The Consumer Financial Protection Bureau (CFPB) proposed a rule last week that would allow it to federally supervise certain nonbank student loan servicers for the first time. The rule would bring new oversight to a rapidly growing market that has seen a rise in borrower delinquency in recent years.
“The student loan market has grown rapidly in the last decade, and servicers are now facing the stress of an increasing number of delinquent borrowers,” said CFPB Director Richard Cordray. “Our rule would bring new oversight to the student loan market and help ensure that tens of millions of borrowers are not treated unfairly by their servicers.”
A copy of the proposed rule can be found at: http://files.consumerfinance.gov/f/201303_cfpb_nprm_larger-participants-student-loan-servicing.pdf
The Bureau currently oversees student loan servicing at larger banks. Today’s proposed rule would expand that supervision to certain nonbanks. The rule would define certain nonbank student loan servicers as “larger participants” and would allow the Bureau to oversee their activity for compliance with federal consumer financial laws. The Bureau would ensure that banks and nonbanks are following the same rules in the student loan servicing market. The vast majority of student loan servicing is conducted by nonbank servicers. This would be the third market in which the Bureau has defined larger participants, after consumer reporting and debt collection. The proposed rule would give the Bureau visibility into the complete cycle of private student loan debt, from origination through servicing to debt collection and credit reporting.
Under the rule, any nonbank student loan servicer that handles more than 1 million borrower accounts would be subject to CFPB supervisory authority.

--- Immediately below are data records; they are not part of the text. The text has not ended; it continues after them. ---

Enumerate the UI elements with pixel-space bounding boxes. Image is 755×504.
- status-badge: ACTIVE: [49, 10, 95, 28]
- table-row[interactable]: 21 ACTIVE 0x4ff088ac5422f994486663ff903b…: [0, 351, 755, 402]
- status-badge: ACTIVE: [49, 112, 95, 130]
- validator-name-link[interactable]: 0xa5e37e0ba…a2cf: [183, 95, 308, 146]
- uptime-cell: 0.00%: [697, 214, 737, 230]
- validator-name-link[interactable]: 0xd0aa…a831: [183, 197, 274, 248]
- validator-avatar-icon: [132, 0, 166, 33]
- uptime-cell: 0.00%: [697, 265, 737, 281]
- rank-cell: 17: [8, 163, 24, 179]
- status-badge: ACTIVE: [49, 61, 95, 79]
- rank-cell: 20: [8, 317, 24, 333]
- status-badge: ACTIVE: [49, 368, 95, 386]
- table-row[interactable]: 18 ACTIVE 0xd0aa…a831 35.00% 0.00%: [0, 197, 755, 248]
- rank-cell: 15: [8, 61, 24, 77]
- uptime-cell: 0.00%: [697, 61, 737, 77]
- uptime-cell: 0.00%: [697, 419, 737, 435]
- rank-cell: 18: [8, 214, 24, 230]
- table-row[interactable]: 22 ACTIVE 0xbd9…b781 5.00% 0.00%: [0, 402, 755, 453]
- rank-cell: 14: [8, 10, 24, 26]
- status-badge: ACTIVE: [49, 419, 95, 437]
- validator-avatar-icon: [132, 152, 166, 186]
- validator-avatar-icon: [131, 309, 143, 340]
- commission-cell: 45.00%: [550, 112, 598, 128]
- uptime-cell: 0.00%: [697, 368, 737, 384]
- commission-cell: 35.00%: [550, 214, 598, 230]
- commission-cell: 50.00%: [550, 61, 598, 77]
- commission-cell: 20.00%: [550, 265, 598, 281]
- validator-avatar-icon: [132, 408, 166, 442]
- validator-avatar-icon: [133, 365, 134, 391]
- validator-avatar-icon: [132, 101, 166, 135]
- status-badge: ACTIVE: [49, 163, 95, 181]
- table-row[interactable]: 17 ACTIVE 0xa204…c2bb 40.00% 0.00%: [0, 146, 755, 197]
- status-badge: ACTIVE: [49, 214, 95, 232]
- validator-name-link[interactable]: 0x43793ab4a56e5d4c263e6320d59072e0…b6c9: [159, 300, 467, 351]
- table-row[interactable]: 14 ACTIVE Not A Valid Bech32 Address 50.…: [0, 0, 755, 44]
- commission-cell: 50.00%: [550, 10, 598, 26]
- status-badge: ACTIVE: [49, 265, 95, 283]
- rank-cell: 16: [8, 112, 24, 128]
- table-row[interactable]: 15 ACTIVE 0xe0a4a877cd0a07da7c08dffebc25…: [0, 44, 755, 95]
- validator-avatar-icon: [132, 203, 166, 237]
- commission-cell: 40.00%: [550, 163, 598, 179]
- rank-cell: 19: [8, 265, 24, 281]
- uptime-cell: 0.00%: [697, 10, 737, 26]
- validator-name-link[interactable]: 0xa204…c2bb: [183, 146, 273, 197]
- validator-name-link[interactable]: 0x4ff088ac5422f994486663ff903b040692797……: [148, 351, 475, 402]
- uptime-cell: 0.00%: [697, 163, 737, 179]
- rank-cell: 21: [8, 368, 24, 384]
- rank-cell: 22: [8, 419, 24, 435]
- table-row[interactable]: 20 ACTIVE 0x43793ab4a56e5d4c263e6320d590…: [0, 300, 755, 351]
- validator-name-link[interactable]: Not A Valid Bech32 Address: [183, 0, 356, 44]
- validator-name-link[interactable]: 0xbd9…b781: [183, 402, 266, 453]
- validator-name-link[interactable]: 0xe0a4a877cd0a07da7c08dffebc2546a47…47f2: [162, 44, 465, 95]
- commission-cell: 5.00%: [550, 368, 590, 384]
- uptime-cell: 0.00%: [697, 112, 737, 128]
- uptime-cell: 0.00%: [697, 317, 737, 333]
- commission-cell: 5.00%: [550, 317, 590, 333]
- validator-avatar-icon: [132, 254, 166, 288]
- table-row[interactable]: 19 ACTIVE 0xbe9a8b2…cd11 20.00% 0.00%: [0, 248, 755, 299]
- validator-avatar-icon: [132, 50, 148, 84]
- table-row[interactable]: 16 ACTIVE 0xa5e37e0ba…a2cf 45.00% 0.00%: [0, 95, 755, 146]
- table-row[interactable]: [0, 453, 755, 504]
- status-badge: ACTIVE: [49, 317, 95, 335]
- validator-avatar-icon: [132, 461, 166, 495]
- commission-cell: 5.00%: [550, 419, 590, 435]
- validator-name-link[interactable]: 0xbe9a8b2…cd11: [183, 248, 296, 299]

With that threshold, the Bureau estimates that it would have authority to supervise the seven largest student loan servicers. Combined, those seven service the loans of 49 million borrower accounts, representing most of the activity in the student loan servicing market.
The proposed rule would cover servicing of both federal and private student loans. Federal student loans are commonly serviced by private companies, and any of those companies that handle more than 1 million borrower accounts would be subject to the Bureau’s supervisory authority. The CFPB will continue to coordinate closely with the U.S. Department of Education, which conducts reviews of companies handling loans in accordance with the federal student aid program.
Student loan servicers are responsible for collecting payments from borrowers on behalf of loan holders and sending the payments to the loan holders. Student loan borrowers rely on servicers to process payments accurately, to perform associated activities like providing statements and other billing information, and to answer inquiries about their accounts. A servicer is often different than the lender itself, and a borrower has no control or choice over which company services a loan.
Many servicers perform their functions well. But the Bureau’s recent report on private student loan complaints highlighted some concerns that some borrowers have reported. Some borrowers say that, in trying to pay back their loans, they face:
Confusion: According to some borrowers, they often have a hard time figuring out how much they owe. These borrowers report they do not receive the information they need about their loans and they are often confused by the terms and conditions of their loan. Other borrowers are frustrated by being charged unexpected fees. Some also complain about conflicting instructions from different employees of the same servicer – or worse, when their loan has been sold or their servicer has changed, not even knowing who to pay.
Dead ends: Some borrowers report dealing with servicing personnel who seemed to be unaware of resources available to borrowers. Some borrowers complain of getting transferred to multiple departments, reaching personnel who are not responsive or empowered to provide clear answers. Borrowers also complain about being unable to reach appropriate service staff to correct a mistake in how a payment was applied to their account.
Runarounds: Some borrowers report paperwork getting lost and errors not always getting fixed. And, according to some borrowers, payments are not always processed on time. They say some servicers take several days to process payments and borrowers end up paying interest on the outstanding principal during that processing time.
Supervision will allow CFPB to evaluate the extent and scope of these issues by directly examining the larger student loan servicers. The student loan market has grown rapidly in the last decade and is now facing the stress of increasing numbers of borrowers who are struggling to stay current. That increase translates to more work for servicers that need to be up to the job.
When problems arise because of servicing concerns, student loan borrowers may end up in trouble. They may miss a payment, owe more money because of additional interest on principal, or face future difficulties with credit because of a poor payment history. The Bureau would be reviewing servicers’ activities to evaluate the risks they may pose to consumers and assess their compliance with federal consumer financial law.
The Bureau issued education loan examination procedures, which address both student loan origination and student loan servicing, in December 2012. The CFPB has also recently published a report on the student loan marketplace, the Annual Report of the CFPB Student Loan Ombudsman, and The Next Front, which addresses student loan servicing issues faced by military families. Many of the complaints the CFPB has heard are highlighted in these reports. In addition, the CPFB has partnered with the U.S. Department of Education on many initiatives to help student loan borrowers, like the Financial Aid Shopping Sheet.
The public will have 60 days to comment on the proposed rule after it is published in the Federal Register.